A Simple Framework for Contrastive Learning of Visual Representations

@chenSimpleFrameworkContrastive2020

This paper presents SimCLR: a simple framework for contrastive learning of visual representations. We simplify recently proposed contrastive self-supervised learning algorithms without requiring specialized architectures or a memory bank. In order to understand what enables the contrastive prediction tasks to learn useful representations, we systematically study the major components of our framework. We show that (1) composition of data augmentations plays a critical role in defining effective predictive tasks, (2) introducing a learnable nonlinear transformation between the representation and the contrastive loss substantially improves the quality of the learned representations, and (3) contrastive learning benefits from larger batch sizes and more training steps compared to supervised learning. By combining these findings, we are able to considerably outperform previous methods for self-supervised and semi-supervised learning on ImageNet. A linear classifier trained on self-supervised representations learned by SimCLR achieves 76.5% top-1 accuracy, which is a 7% relative improvement over previous state-of-the-art, matching the performance of a supervised ResNet-50. When fine-tuned on only 1% of the labels, we achieve 85.8% top-5 accuracy, outperforming AlexNet with 100X fewer labels.

SimCLR

  • Data augmentation is critical to define effective predictive tasks
    • Prevents trivial forms of agreement, such as agreement of the color histograms, by random crop + color distort

Crops

No single transformation (that we studied) suffices to define a prediction task that yields the best representations, two transformations stand out: random cropping and random color distortion. Although neither cropping nor color distortion leads to high performance on its own, composing these two transformations leads to state-of-the-art results.

Trivial crops

Consider the problem of maximizing agreement between two crops of the same image. Two types of prediction tasks depending on what areas are cropped: (a) Predicting local view from global view, and (b) predicting neighboring views

However, difference crops of same image typically has the same color space so the model can cheat by just focusing solely on color and ignoring other more generalizable features.

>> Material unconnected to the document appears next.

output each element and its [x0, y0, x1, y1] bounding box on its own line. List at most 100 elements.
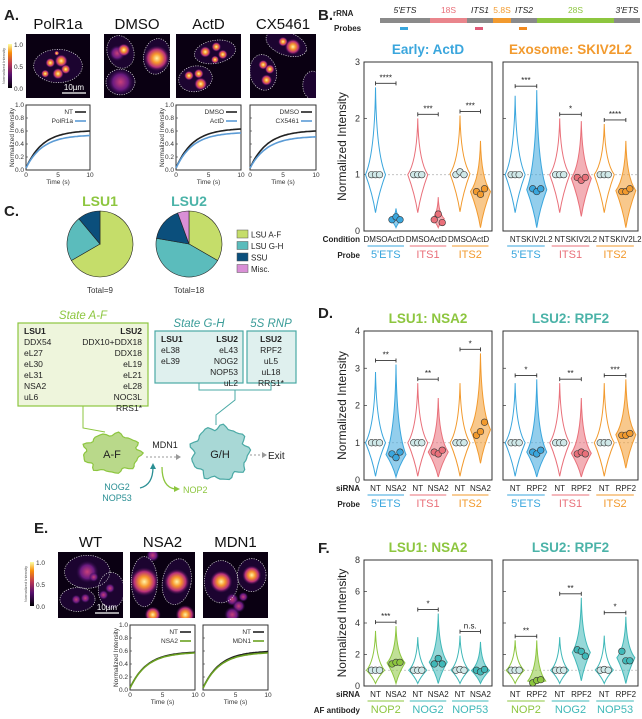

  • A learable nonlinear transformation between the representation and the contrastive loss substantially improves the quality of the learned representations

    • Improving the performance of a linear classifier trained on the SimCLR-learned representation by more than 10%.
  • Contrastive learning benefits from larger batch sizes and more training steps compared to supervised learning.

  • Interesting is that they pass the output of the ResNet through a MLP before computing the contrastive loss. The reasoning for this is that it amplifies the invariant features and maximizes the ability of the network to identify different transformations of the same image
  • The contrastive task when composed with many data augmentations becomes harder, but the quality of representation improve dramatically.
  • I like the data augmentation ablation. Love the conclusion that model is using shortcut learning to cheat through the color channel.
  • Highly doubtful of adding the MLP before the contrastive loss. It trivially closes the train-test gap, increases compute requirements, and could be folded into the encoder. Perhaps why the MLP need nonlinearity to extract the invariant features is because the encoder is too shallow and the features are not linearly separable.